La Suisse devrait adhérer à la convention de l'Organisation internationale du travail sur la protection de la maternité, qui garantit notamment la rémunération des pauses d'allaitement.

Le droit suisse correspond largement aux termes de la convention, sauf pour la rémunération des pauses pour les femmes qui allaitent. La question n'est pas réglée de manière exhaustive dans le droit du travail et il n'y a pas de jurisprudence du Tribunal fédéral permettant de trancher la question.

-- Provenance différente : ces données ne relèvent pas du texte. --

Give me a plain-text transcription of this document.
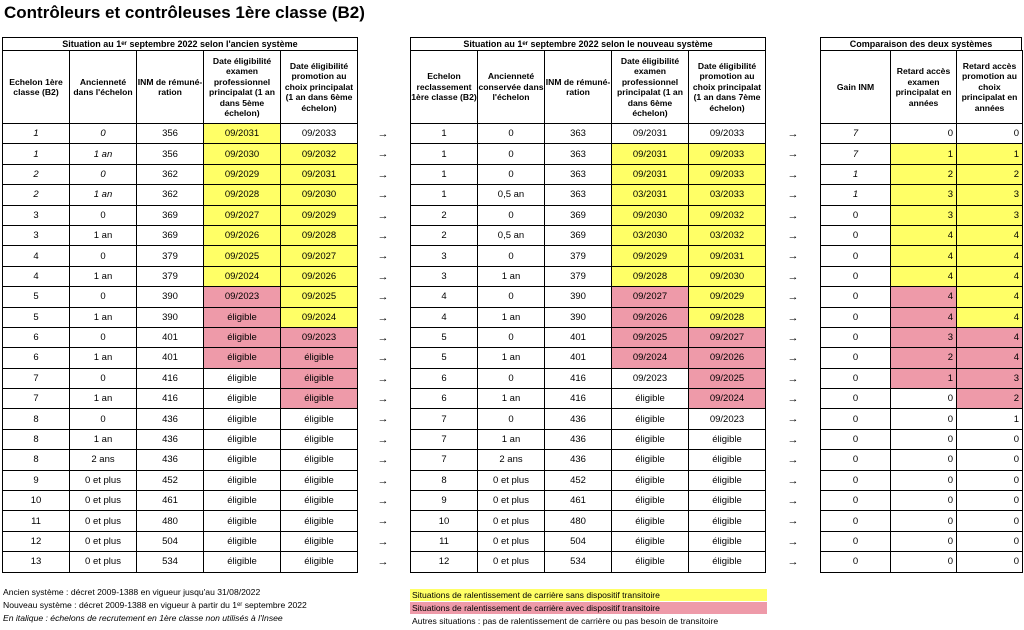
Contrôleurs et contrôleuses 1ère classe (B2)
Situation au 1ᵉʳ septembre 2022 selon l'ancien système
Echelon 1ère classe (B2)	Ancienneté dans l'échelon	INM de rémuné-ration	Date éligibilité examen professionnel principalat (1 an dans 5ème échelon)	Date éligibilité promotion au choix principalat (1 an dans 6ème échelon)
1	0	356	09/2031	09/2033
1	1 an	356	09/2030	09/2032
2	0	362	09/2029	09/2031
2	1 an	362	09/2028	09/2030
3	0	369	09/2027	09/2029
3	1 an	369	09/2026	09/2028
4	0	379	09/2025	09/2027
4	1 an	379	09/2024	09/2026
5	0	390	09/2023	09/2025
5	1 an	390	éligible	09/2024
6	0	401	éligible	09/2023
6	1 an	401	éligible	éligible
7	0	416	éligible	éligible
7	1 an	416	éligible	éligible
8	0	436	éligible	éligible
8	1 an	436	éligible	éligible
8	2 ans	436	éligible	éligible
9	0 et plus	452	éligible	éligible
10	0 et plus	461	éligible	éligible
11	0 et plus	480	éligible	éligible
12	0 et plus	504	éligible	éligible
13	0 et plus	534	éligible	éligible
→
→
→
→
→
→
→
→
→
→
→
→
→
→
→
→
→
→
→
→
→
→
Situation au 1ᵉʳ septembre 2022 selon le nouveau système
Echelon reclassement 1ère classe (B2)	Ancienneté conservée dans l'échelon	INM de rémuné-ration	Date éligibilité examen professionnel principalat (1 an dans 6ème échelon)	Date éligibilité promotion au choix principalat (1 an dans 7ème échelon)
1	0	363	09/2031	09/2033
1	0	363	09/2031	09/2033
1	0	363	09/2031	09/2033
1	0,5 an	363	03/2031	03/2033
2	0	369	09/2030	09/2032
2	0,5 an	369	03/2030	03/2032
3	0	379	09/2029	09/2031
3	1 an	379	09/2028	09/2030
4	0	390	09/2027	09/2029
4	1 an	390	09/2026	09/2028
5	0	401	09/2025	09/2027
5	1 an	401	09/2024	09/2026
6	0	416	09/2023	09/2025
6	1 an	416	éligible	09/2024
7	0	436	éligible	09/2023
7	1 an	436	éligible	éligible
7	2 ans	436	éligible	éligible
8	0 et plus	452	éligible	éligible
9	0 et plus	461	éligible	éligible
10	0 et plus	480	éligible	éligible
11	0 et plus	504	éligible	éligible
12	0 et plus	534	éligible	éligible
→
→
→
→
→
→
→
→
→
→
→
→
→
→
→
→
→
→
→
→
→
→
Comparaison des deux systèmes
Gain INM	Retard accès examen principalat en années	Retard accès promotion au choix principalat en années
7	0	0
7	1	1
1	2	2
1	3	3
0	3	3
0	4	4
0	4	4
0	4	4
0	4	4
0	4	4
0	3	4
0	2	4
0	1	3
0	0	2
0	0	1
0	0	0
0	0	0
0	0	0
0	0	0
0	0	0
0	0	0
0	0	0
Ancien système : décret 2009-1388 en vigueur jusqu'au 31/08/2022
Nouveau système : décret 2009-1388 en vigueur à partir du 1ᵉʳ septembre 2022
En italique : échelons de recrutement en 1ère classe non utilisés à l'Insee
Situations de ralentissement de carrière sans dispositif transitoire
Situations de ralentissement de carrière avec dispositif transitoire
Autres situations : pas de ralentissement de carrière ou pas besoin de transitoire
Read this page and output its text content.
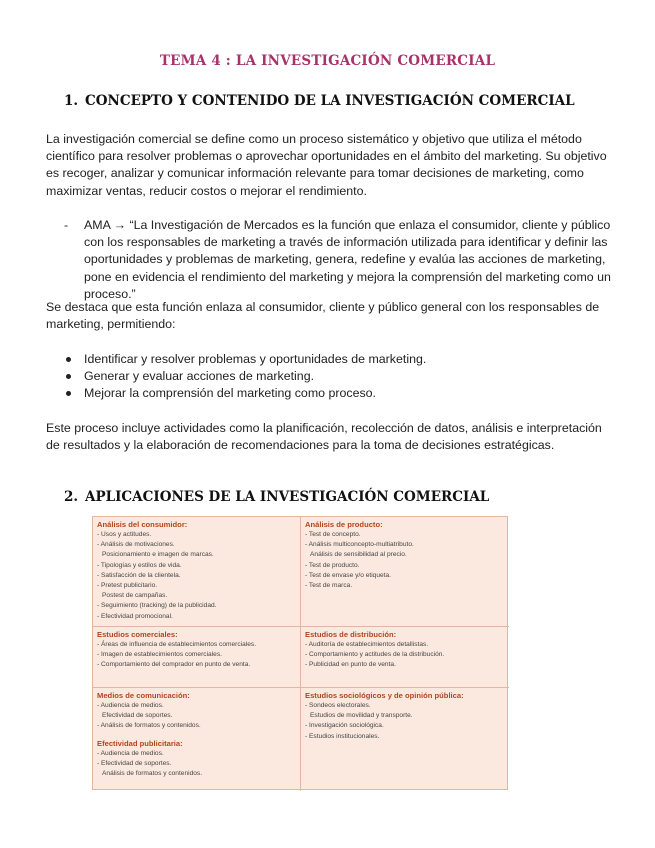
TEMA 4 : LA INVESTIGACIÓN COMERCIAL
1. CONCEPTO Y CONTENIDO DE LA INVESTIGACIÓN COMERCIAL

La investigación comercial se define como un proceso sistemático y objetivo que utiliza el método científico para resolver problemas o aprovechar oportunidades en el ámbito del marketing. Su objetivo es recoger, analizar y comunicar información relevante para tomar decisiones de marketing, como maximizar ventas, reducir costos o mejorar el rendimiento.

- AMA → “La Investigación de Mercados es la función que enlaza el consumidor, cliente y público con los responsables de marketing a través de información utilizada para identificar y definir las oportunidades y problemas de marketing, genera, redefine y evalúa las acciones de marketing, pone en evidencia el rendimiento del marketing y mejora la comprensión del marketing como un proceso.”

Se destaca que esta función enlaza al consumidor, cliente y público general con los responsables de marketing, permitiendo:

Identificar y resolver problemas y oportunidades de marketing.
Generar y evaluar acciones de marketing.
Mejorar la comprensión del marketing como proceso.

Este proceso incluye actividades como la planificación, recolección de datos, análisis e interpretación de resultados y la elaboración de recomendaciones para la toma de decisiones estratégicas.

2. APLICACIONES DE LA INVESTIGACIÓN COMERCIAL
Análisis del consumidor:
- Usos y actitudes.
- Análisis de motivaciones.
Posicionamiento e imagen de marcas.
- Tipologías y estilos de vida.
- Satisfacción de la clientela.
- Pretest publicitario.
Postest de campañas.
- Seguimiento (tracking) de la publicidad.
- Efectividad promocional.
Análisis de producto:
- Test de concepto.
- Análisis multiconcepto-multiatributo.
Análisis de sensibilidad al precio.
- Test de producto.
- Test de envase y/o etiqueta.
- Test de marca.
Estudios comerciales:
- Áreas de influencia de establecimientos comerciales.
- Imagen de establecimientos comerciales.
- Comportamiento del comprador en punto de venta.
Estudios de distribución:
- Auditoría de establecimientos detallistas.
- Comportamiento y actitudes de la distribución.
- Publicidad en punto de venta.
Medios de comunicación:
- Audiencia de medios.
Efectividad de soportes.
- Análisis de formatos y contenidos.
Efectividad publicitaria:
- Audiencia de medios.
- Efectividad de soportes.
Análisis de formatos y contenidos.
Estudios sociológicos y de opinión pública:
- Sondeos electorales.
Estudios de movilidad y transporte.
- Investigación sociológica.
- Estudios institucionales.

L'UDC a proposé de refuser d'entrer en matière. La pratique de l'allaitement durant le travail s'est développée dans le pays de manière autonome et s'est alignée sur les conventions internationales. Il n'y a donc pas besoin de modifier notre droit, a plaidé en vain Toni Bortoluzzi (UDC/ZH).

Seuls 22 des 183 pays membres de l'OIT l'ont ratifiée et son contenu n'est pas clair, a ajouté le Zurichois. Ultime argument auquel la majorité n'a pas été sensible: les employeurs, en Suisse, sont contre la ratification.

Ordonnance à modifier

L'ordonnance sur le travail devrait donc être modifiée pour garantir le paiement des pauses d'allaitement. La commission de la sécurité sociale du National voulait d'abord modifier la loi sur le travail, mais le Conseil fédéral a estimé que c'était superflu et la commission et le plénum se sont ralliés à cet avis.

Le Conseil fédéral compte déposer l'instrument de ratification de la convention dès que l'ordonnance aura été adaptée. Il espère que les travaux nécessaires auront abouti d'ici la mi-2013. Le Conseil des Etats doit encore se prononcer sur ce projet issu d'une initiative parlementaire de Liliane Maury Pasquier (PS/GE).